Monday, February 22, 2010

CedarCreek and Holman Lang both lose winemakers

Photos: Tom DiBello (top) and Bernhard Schirrmeister (bottom)

In a surprising coincidence, two senior Okanagan winemakers have stepped down at the same time.

CedarCreek Estate Winery announced the departure of Tom DiBello, the senior winemaker there for 10 years.

Concurrently, Bernhard Schirrmeister announced that he is no longer associated with the Holman Lang group of wineries.

The tone of both announcements leads one to think that neither departure was exactly friendly.

CedarCreek’s statement said that DiBello was “leaving to pursue other oenological opportunities.”

DiBello, who resigned, is setting up his own consulting company in the Okanagan. He has already been retained by four wineries.

In his announcement, Schirrmeister said only: “Due to changes at Holman Lang Wineries, I’m no longer responsible for their winemaking.” Neither he nor Holman Lang elaborated.

At CedarCreek, president Gordon Fitzpatrick said that the winery has begun the search for a successor to DiBello. In the meantime, assistant winemaker Bill Pierson is running the cellar.

“Tom has been a big part of our success and we would like to thank him for his many contributions to crafting quality wines on behalf of CedarCreek,” Fitzpatrick added.

Tom has one of the more impressive résumés in Okanagan winemaking. In the past decade, CedarCreek has been Canada’s winery of the year twice in a major national wine competition. His peers regard him as a master with both Pinot Noir and with Bordeaux grape varieties. And everybody thinks that, under his hand, CedarCreek’s Ehrenfelser became arguably the world’s best Ehrenfelser.

This is from a man who grew up surfing in Newport Beach and vacillated between medicine and business before enrolling in the wine program at the University of California in Davis.

Most Davis winemaking students get hands-on experience during their studies by working at a producing winery during vintage. DiBello was assigned to one of Napa’s top wineries, Stag’s Leap Wine Cellars. Its owner, Warren Winiarski, has been renowned ever since his wines outscored top Bordeaux wines during at a 1976 Paris tasting.

“Warren Winiarski is a tough taskmaster,” DiBello discovered when he returned there after graduation in 1983. “He’s a demanding perfectionist.” DiBello rose to become director of cellar operations, effectively the assistant winemaker, before going to Australia in 1987 where he had the pick among several choice winemaker jobs.

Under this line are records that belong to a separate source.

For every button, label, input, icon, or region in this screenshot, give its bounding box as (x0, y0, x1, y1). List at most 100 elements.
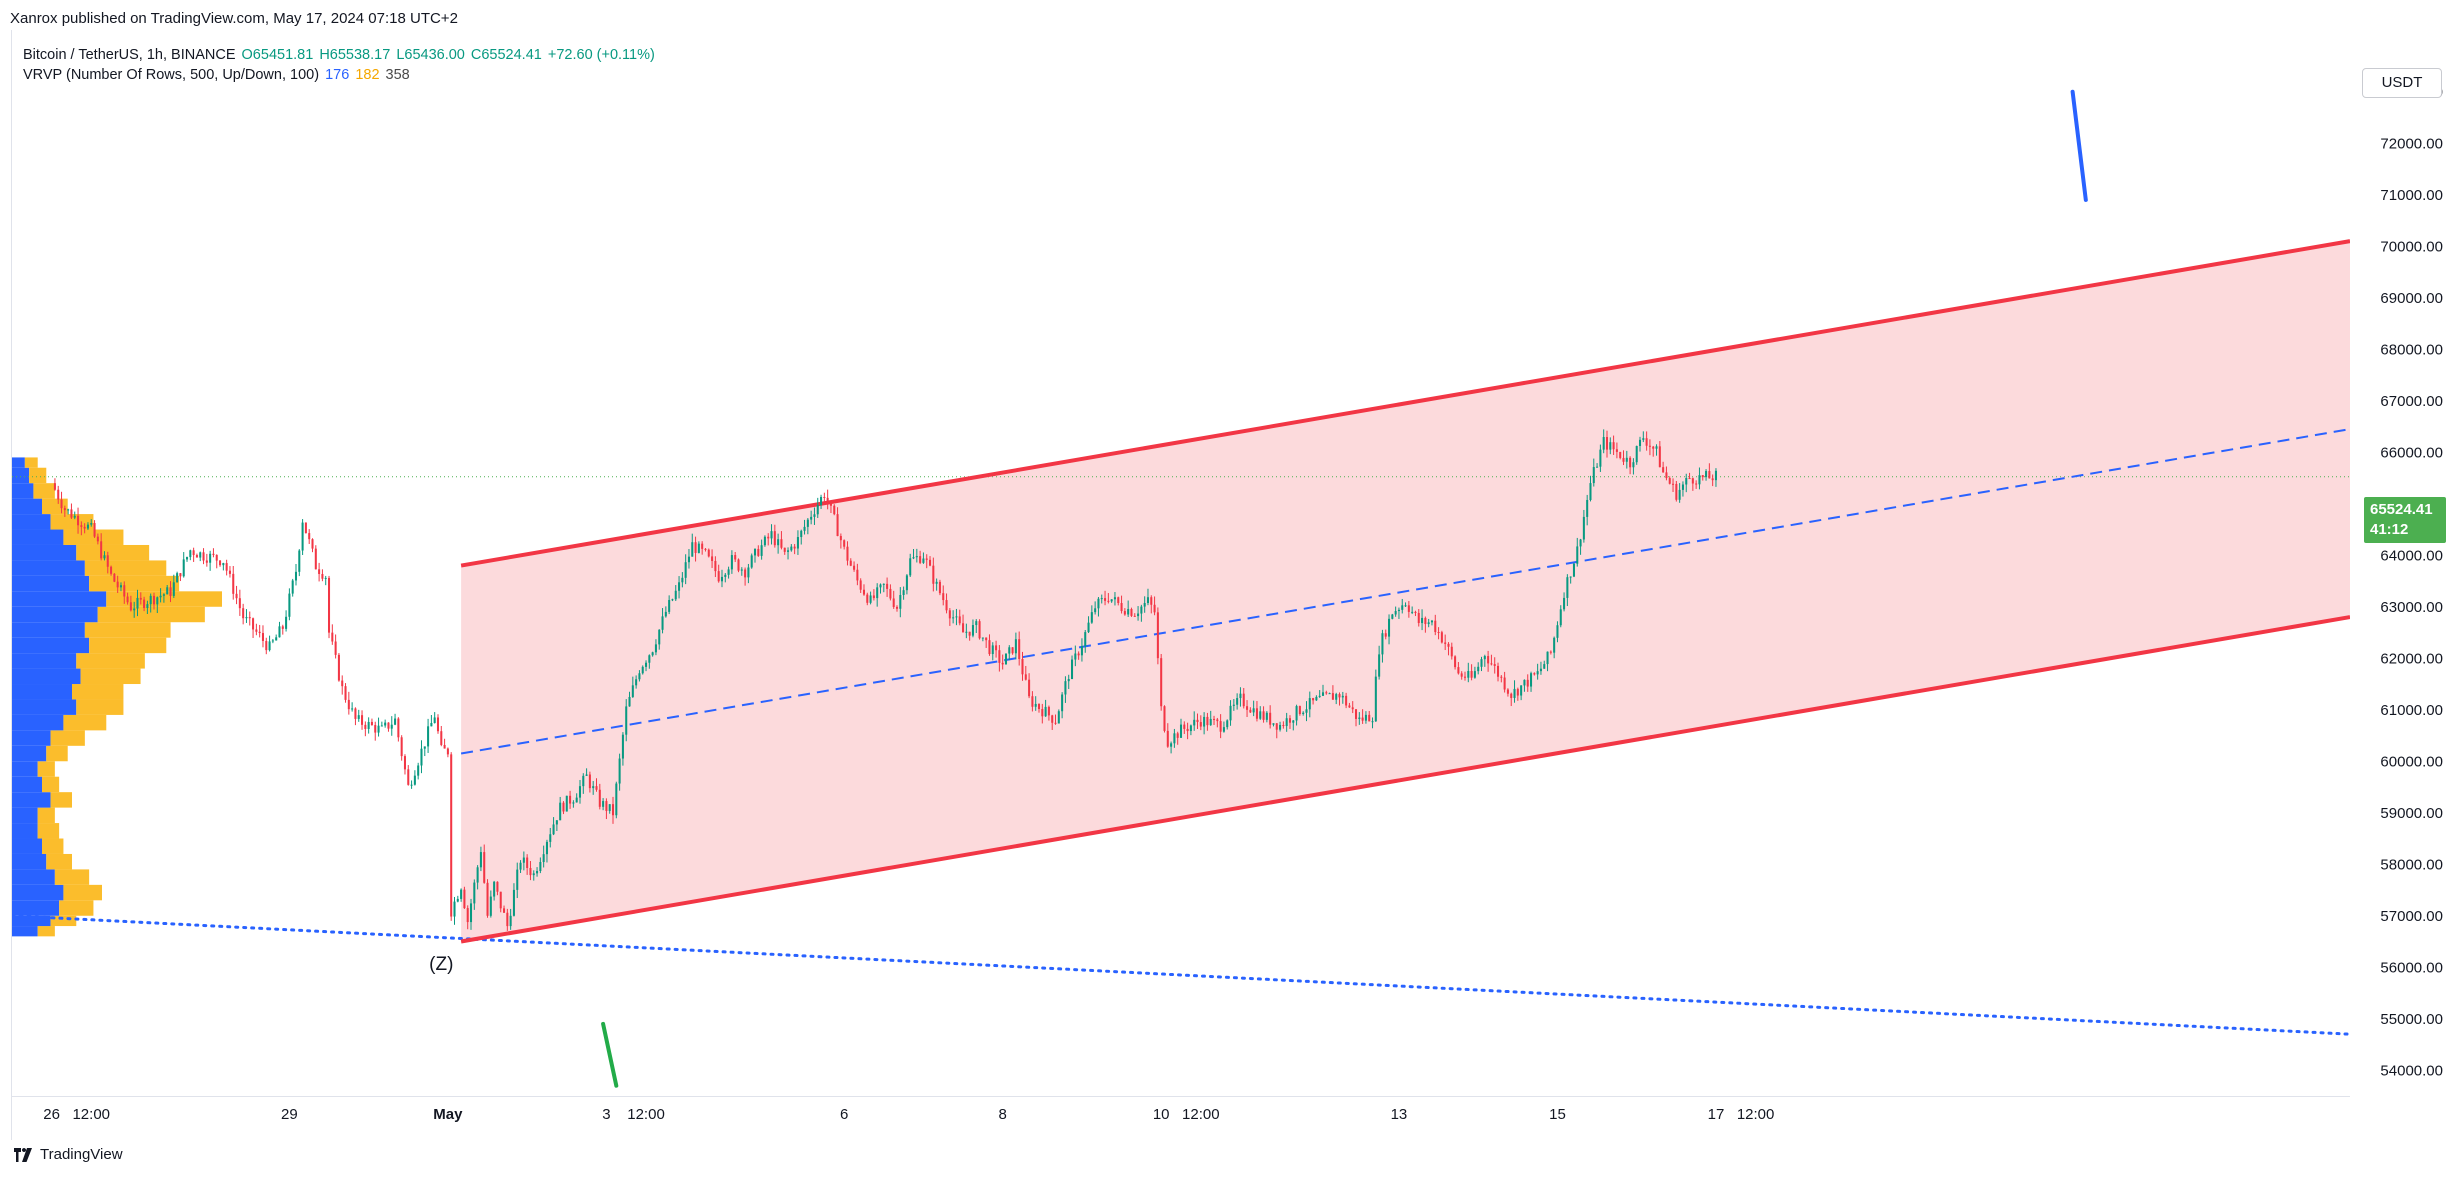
time-tick-label: 13 (1391, 1106, 1408, 1123)
candle-body (611, 804, 615, 816)
candle-body (1067, 679, 1070, 682)
candle-body (407, 769, 410, 785)
channel-mid-line[interactable] (460, 428, 2351, 755)
time-axis[interactable]: 26 12:00 29 May 3 12:00 6 8 10 12:00 13 15 17 12:00 (12, 1096, 2350, 1140)
channel-lower-line[interactable] (460, 615, 2351, 944)
candle-body (1031, 696, 1034, 707)
candle-body (1338, 694, 1341, 698)
candle-body (714, 560, 717, 572)
candle-body (86, 524, 89, 529)
candle-body (648, 655, 651, 663)
currency-selector[interactable]: USDT (2362, 68, 2442, 98)
chart-area[interactable]: 54000.00 55000.00 56000.00 57000.00 58000.00… (11, 30, 2455, 1140)
volume-bin-up (12, 483, 34, 499)
candle-body (569, 795, 572, 804)
channel-upper-line[interactable] (460, 239, 2351, 568)
candle-body (103, 555, 106, 559)
candle-body (199, 552, 202, 558)
candle-body (575, 797, 578, 803)
volume-bin-down (29, 467, 47, 484)
candle-body (129, 602, 132, 611)
candle-body (1582, 516, 1585, 540)
candle-body (938, 581, 941, 594)
candle-body (687, 556, 690, 563)
time-tick-label: 6 (840, 1106, 848, 1123)
candle-body (585, 774, 588, 776)
candle-body (895, 606, 899, 609)
candle-body (562, 802, 565, 812)
legend-vol-down: 182 (355, 67, 380, 83)
tradingview-brand[interactable]: TradingView (12, 1146, 123, 1163)
candle-body (1473, 671, 1476, 678)
last-price-tag: 65524.41 41:12 (2364, 497, 2446, 543)
candle-body (321, 573, 324, 579)
support-line[interactable] (12, 914, 2352, 1036)
volume-bin-up (12, 684, 72, 700)
candle-body (1259, 711, 1262, 719)
candle-body (1437, 632, 1440, 634)
candle-body (1374, 676, 1377, 722)
candle-body (1321, 692, 1325, 696)
candle-body (545, 841, 548, 855)
volume-bin-down (50, 792, 72, 808)
candle-body (1652, 446, 1655, 449)
candle-body (879, 584, 882, 588)
candle-body (777, 539, 780, 546)
candle-body (592, 786, 595, 789)
price-chart[interactable]: 54000.00 55000.00 56000.00 57000.00 58000.00… (12, 30, 2455, 1140)
candle-body (1672, 483, 1675, 485)
legend-open: O65451.81 (241, 47, 314, 63)
legend-symbol[interactable]: Bitcoin / TetherUS, 1h, BINANCE (23, 47, 236, 63)
candle-body (516, 869, 519, 890)
candle-body (337, 654, 340, 681)
candle-body (519, 862, 522, 870)
candle-body (1028, 679, 1031, 697)
candle-body (1695, 483, 1698, 485)
candle-body (1675, 483, 1678, 500)
candle-body (872, 595, 875, 599)
candle-body (509, 915, 512, 927)
candle-body (691, 542, 694, 557)
candle-body (1358, 717, 1361, 719)
candle-body (1298, 706, 1301, 714)
volume-bin-down (46, 745, 68, 762)
candle-body (1705, 471, 1708, 478)
candle-body (334, 641, 337, 655)
candle-body (886, 583, 889, 589)
candle-body (156, 597, 159, 605)
price-tick-label: 68000.00 (2380, 341, 2443, 358)
candle-body (1549, 651, 1552, 653)
candle-body (1226, 720, 1229, 728)
candle-body (1632, 462, 1635, 468)
candle-body (1434, 620, 1437, 633)
last-price-value: 65524.41 (2370, 501, 2433, 518)
candle-body (925, 558, 928, 560)
candle-body (1193, 719, 1196, 726)
candle-body (1493, 664, 1496, 666)
trend-lines[interactable] (12, 239, 2352, 1036)
candle-body (1087, 622, 1090, 633)
volume-bin-up (12, 467, 30, 484)
candle-body (1470, 670, 1473, 678)
candle-body (1526, 679, 1529, 687)
volume-bin-down (63, 529, 124, 545)
candle-body (952, 617, 955, 619)
candle-body (1246, 706, 1249, 710)
candle-body (331, 632, 334, 642)
candle-body (1037, 703, 1041, 710)
candle-body (1599, 449, 1602, 467)
candle-body (100, 541, 103, 559)
candle-body (162, 594, 165, 596)
candle-body (397, 718, 400, 738)
candle-body (1460, 673, 1463, 677)
candle-body (1691, 478, 1694, 484)
price-axis[interactable]: 54000.00 55000.00 56000.00 57000.00 58000.00… (2350, 30, 2455, 1140)
candle-body (780, 539, 783, 548)
candle-body (1625, 457, 1628, 462)
candle-body (1150, 597, 1153, 605)
legend-indicator[interactable]: VRVP (Number Of Rows, 500, Up/Down, 100) (23, 67, 320, 83)
candle-body (1513, 688, 1516, 698)
candle-body (1361, 717, 1364, 721)
candle-body (1619, 451, 1622, 458)
volume-bin-up (12, 622, 85, 638)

He went to Cape Mentelle, a highly-regarded producer at Margaret River in Western Australia. “It’s right on the beach,” DiBello told me. “Margaret River has one of the best surfing beaches in the world and that’s what I looked on from my house there.”

He came back to California a year later (for economic and romantic reasons) and spent two years as a wine salesman. In 1989 he joined a small new winery at Temecula in southern California, Clos de Muriel, which won medals for its wines but was under-financed and closed after the 1992 vintage.

He went from there to do a vintage in Virginia and then spent four years with a winery in Arizona. In 1996 he joined Claar Cellars, a new Washington State winery. He made two vintages there and another two at a winery called Washington Hills before being recruited by CedarCreek. He came to the Okanagan in the summer of 2000.

Tom's current plan is to remain in the Okanagan which he has come to regard as one of the best places in the world for growing top quality wine. It would not be surprising, however, if he were soon wooed by wineries on the American west coast. If he now returns to the United States, it will be a big loss for Canadian winemaking.

Bernhard Schirrmeister was born in Germany in 1965 and trained at Geisenheim. He gained extensive winery experience there with large and small producers and with sparkling wine, Riesling and Pinot Noir.

He became aware of the Okanagan during a vacation to the valley and was recruited by Günther Lang to take over winemaking at Lang Vineyards when Ross Mirko went to New Zealand in 2005. Shortly after, Keith Holman bought Lang Vineyards (Günther has now retired from the wine business).

The winemaking task at Holman Lang has expanded considerably over the five years. The group’s seven wineries now include Lang, Soaring Eagle, Zero Balance, Spiller, Mistral, Stonegate and K Mountain. Of these, only Stonegate (which is being sold) has its own winemaker.

Both of these men leave big shoes to fill.